According to the November letter seen by Reuters, hackers have successfully compromised the network since then to steal even more money.
How much was stolen or which institutions were involved is not mentioned but an official response to the letter described the attacks as “meaningful” in number, about a fifth of which had resulted in losses.
The letter admitted:
We unfortunately continue to see cases in which some of our customers’ environments are being compromised. […] The threat is very persistent, adaptive and sophisticated – and it is here to stay.
Attackers were also trying new tactics such as using remote support programs in order to access Swift terminals, the letter said.
None of this is a complete surprise but will raise anxiety another notch. In September, Gottfried Leibbrandt, Swift CEO, admitted the organisation had detected new attacks but said it was resisting them.
Mere weeks on from this pep talk, and 10 months after the Bangladesh Bank disaster, new losses are surfacing.
There have also been smaller documented attacks, including one on an Ecuadorian bank in 2015 that resulted in $12m in losses.
Bank cyberattacks can be divided broadly into three types: attacks on customers, attacks on institutions and attacks on the networks used by customers and institutions.
The first two get most of the publicity but the latter is the most serious because losses can undermine the system of trust on which global banking depends.

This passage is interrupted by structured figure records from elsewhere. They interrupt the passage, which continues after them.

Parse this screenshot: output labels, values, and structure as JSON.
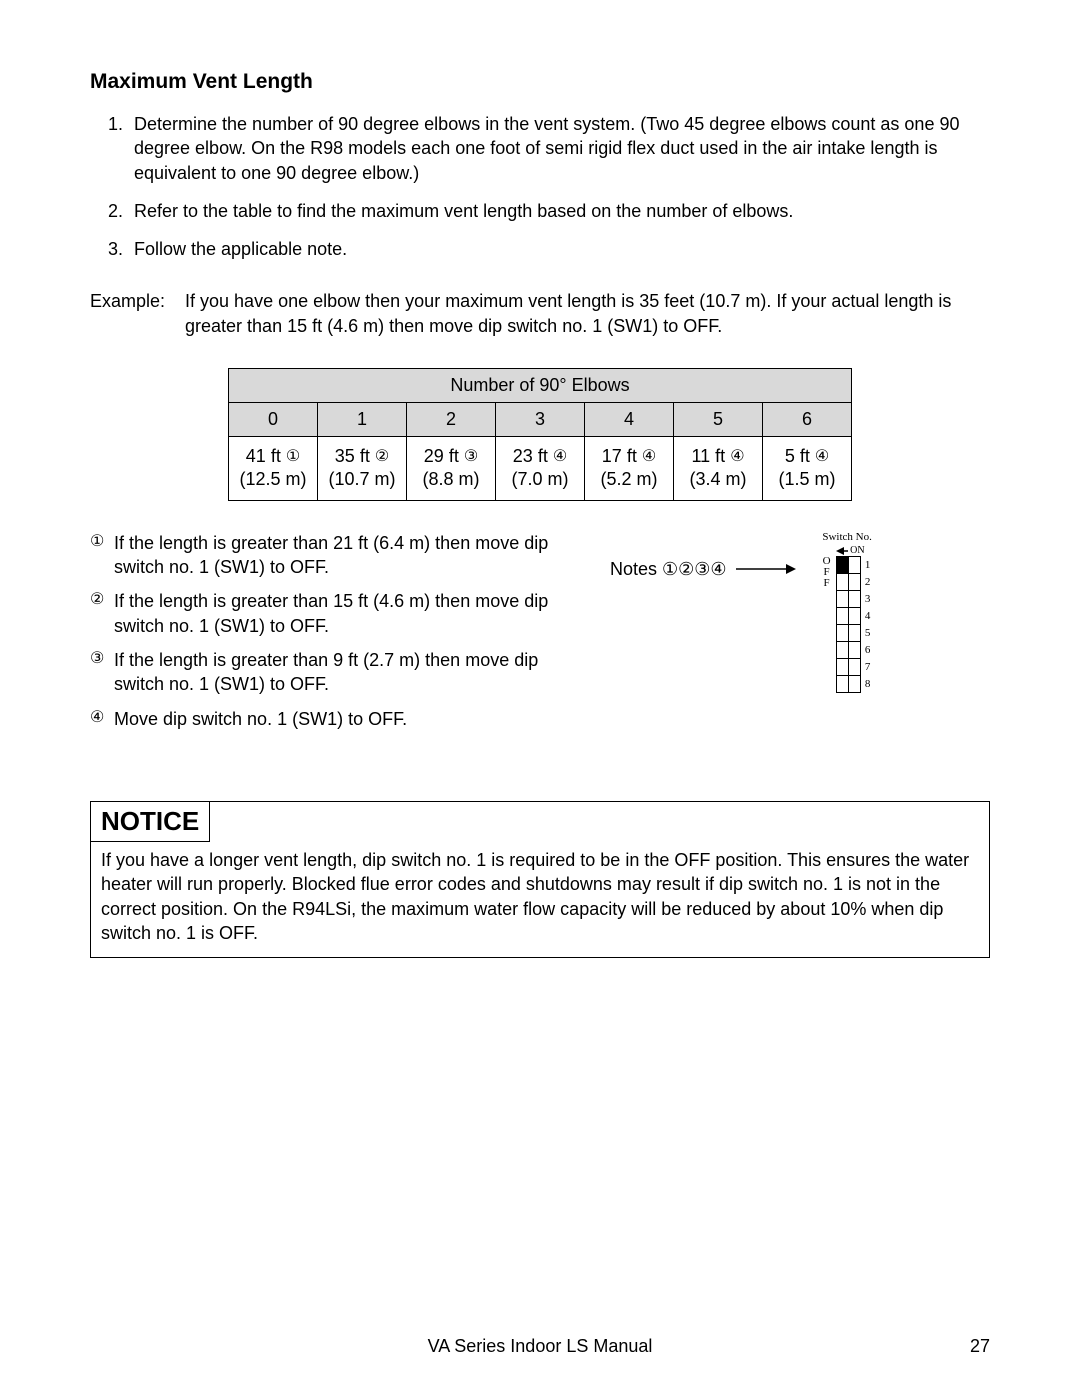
{
  "title": "Maximum Vent Length",
  "steps": [
    "Determine the number of 90 degree elbows in the vent system.  (Two 45 degree elbows count as one 90 degree elbow.  On the R98 models each one foot of semi rigid flex duct used in the air intake length is equivalent to one 90 degree elbow.)",
    "Refer to the table to find the maximum vent length based on the number of elbows.",
    "Follow the applicable note."
  ],
  "example_label": "Example:",
  "example_text": "If you have one elbow then your maximum vent length is 35 feet (10.7 m).  If your actual length is greater than 15 ft (4.6 m) then move dip switch no. 1 (SW1) to OFF.",
  "elbow_table": {
    "header": "Number of 90° Elbows",
    "columns": [
      "0",
      "1",
      "2",
      "3",
      "4",
      "5",
      "6"
    ],
    "cells": [
      {
        "ft": "41 ft",
        "note": "①",
        "m": "(12.5 m)"
      },
      {
        "ft": "35 ft",
        "note": "②",
        "m": "(10.7 m)"
      },
      {
        "ft": "29 ft",
        "note": "③",
        "m": "(8.8 m)"
      },
      {
        "ft": "23 ft",
        "note": "④",
        "m": "(7.0 m)"
      },
      {
        "ft": "17 ft",
        "note": "④",
        "m": "(5.2 m)"
      },
      {
        "ft": "11 ft",
        "note": "④",
        "m": "(3.4 m)"
      },
      {
        "ft": "5 ft",
        "note": "④",
        "m": "(1.5 m)"
      }
    ],
    "header_bg": "#d9d9d9"
  },
  "notes": [
    {
      "mark": "①",
      "text": "If the length is greater than 21 ft (6.4 m) then move dip switch no. 1 (SW1) to OFF."
    },
    {
      "mark": "②",
      "text": "If the length is greater than 15 ft (4.6 m) then move dip switch no. 1 (SW1) to OFF."
    },
    {
      "mark": "③",
      "text": "If the length is greater than 9 ft (2.7 m) then move dip switch no. 1 (SW1) to OFF."
    },
    {
      "mark": "④",
      "text": "Move dip switch no. 1 (SW1) to OFF."
    }
  ],
  "notes_label": "Notes ①②③④",
  "dipswitch": {
    "title": "Switch No.",
    "on_label": "ON",
    "off_label_chars": [
      "O",
      "F",
      "F"
    ],
    "rows": 8,
    "filled_row": 1
  },
  "notice_title": "NOTICE",
  "notice_text": "If you have a longer vent length, dip switch no. 1 is required to be in the  OFF position.  This ensures the water heater will run properly.  Blocked flue error codes and shutdowns may result if dip switch no. 1 is not in the correct position.  On the R94LSi, the maximum water flow capacity will be reduced by about 10% when dip switch no. 1 is OFF.",
  "footer_center": "VA Series Indoor LS Manual",
  "footer_page": "27"
}
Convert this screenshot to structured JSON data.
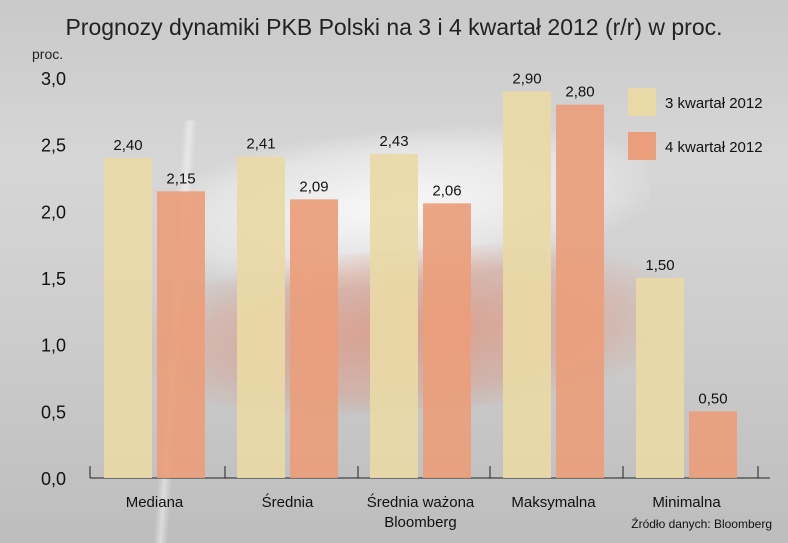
{
  "colors": {
    "series_q3": "#e9d9a6",
    "series_q4": "#ea9e7b"
  },
  "chart_data": {
    "type": "bar",
    "title": "Prognozy dynamiki PKB Polski na 3 i 4 kwartał 2012 (r/r) w proc.",
    "ylabel": "proc.",
    "ylim": [
      0,
      3.0
    ],
    "yticks": [
      "0,0",
      "0,5",
      "1,0",
      "1,5",
      "2,0",
      "2,5",
      "3,0"
    ],
    "categories": [
      "Mediana",
      "Średnia",
      "Średnia ważona\nBloomberg",
      "Maksymalna",
      "Minimalna"
    ],
    "series": [
      {
        "name": "3 kwartał 2012",
        "values": [
          2.4,
          2.41,
          2.43,
          2.9,
          1.5
        ],
        "labels": [
          "2,40",
          "2,41",
          "2,43",
          "2,90",
          "1,50"
        ]
      },
      {
        "name": "4 kwartał 2012",
        "values": [
          2.15,
          2.09,
          2.06,
          2.8,
          0.5
        ],
        "labels": [
          "2,15",
          "2,09",
          "2,06",
          "2,80",
          "0,50"
        ]
      }
    ],
    "legend_position": "top-right",
    "grid": false,
    "source": "Źródło danych: Bloomberg"
  }
}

Swift is a good example of this, performing the job of managing payment instructions between 11,000 institutions in 200 counties. It doesn’t hold money but it does make its rapid movement possible.
Although funds can be stolen from banks in several ways, Swift has been identified by cybercriminals as a gatekeeper system whose compromise is helpful to their cause.

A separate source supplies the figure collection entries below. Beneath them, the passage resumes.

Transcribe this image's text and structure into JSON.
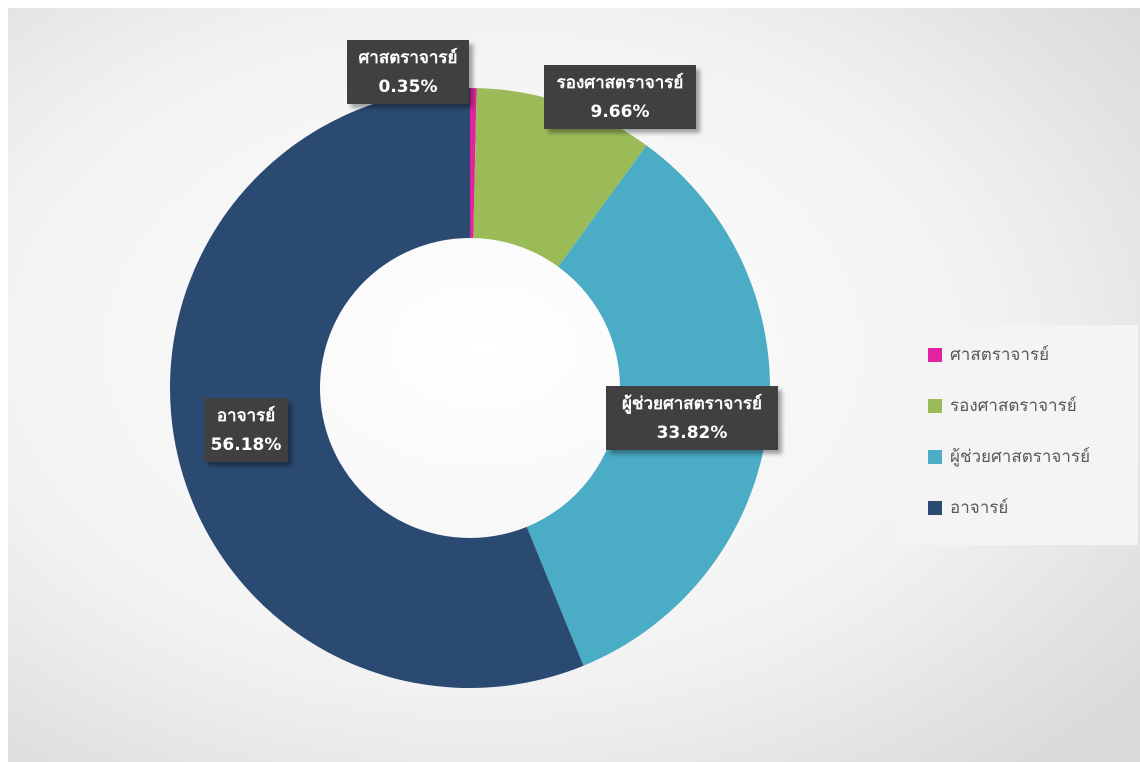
{
  "chart_data": {
    "type": "donut",
    "categories": [
      "ศาสตราจารย์",
      "รองศาสตราจารย์",
      "ผู้ช่วยศาสตราจารย์",
      "อาจารย์"
    ],
    "values": [
      0.35,
      9.66,
      33.82,
      56.18
    ],
    "value_labels": [
      "0.35%",
      "9.66%",
      "33.82%",
      "56.18%"
    ],
    "colors": [
      "#e2239f",
      "#9bbb59",
      "#4bacc6",
      "#2b4a72"
    ],
    "legend": "right"
  }
}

In the case of Bangladesh Bank, attackers broke into its network and got hold of the credentials they needed to initiate a series of transfers totalling almost $1bn.
Through a mixture of luck and prompt action by the Federal Reserve Bank of New York, most of the transfers were stopped but $81m slipped through checks. UK company BAE Systems later suggested that malware on Swift terminals had been used to cover the attackers’ tracks, buying time.
More recently, reports have surfaced that insiders at the bank might have aided the attack.
A complicating issue was attribution for what was nearly an unprecedented $1bn bank heist. At least one security company connected the malware used to other attempted bank attacks, and to the compromise of Sony Pictures in 2014. This seemed to imply North Korea’s involvement, a claim as extraordinary as it is – so far – unsubstantiated.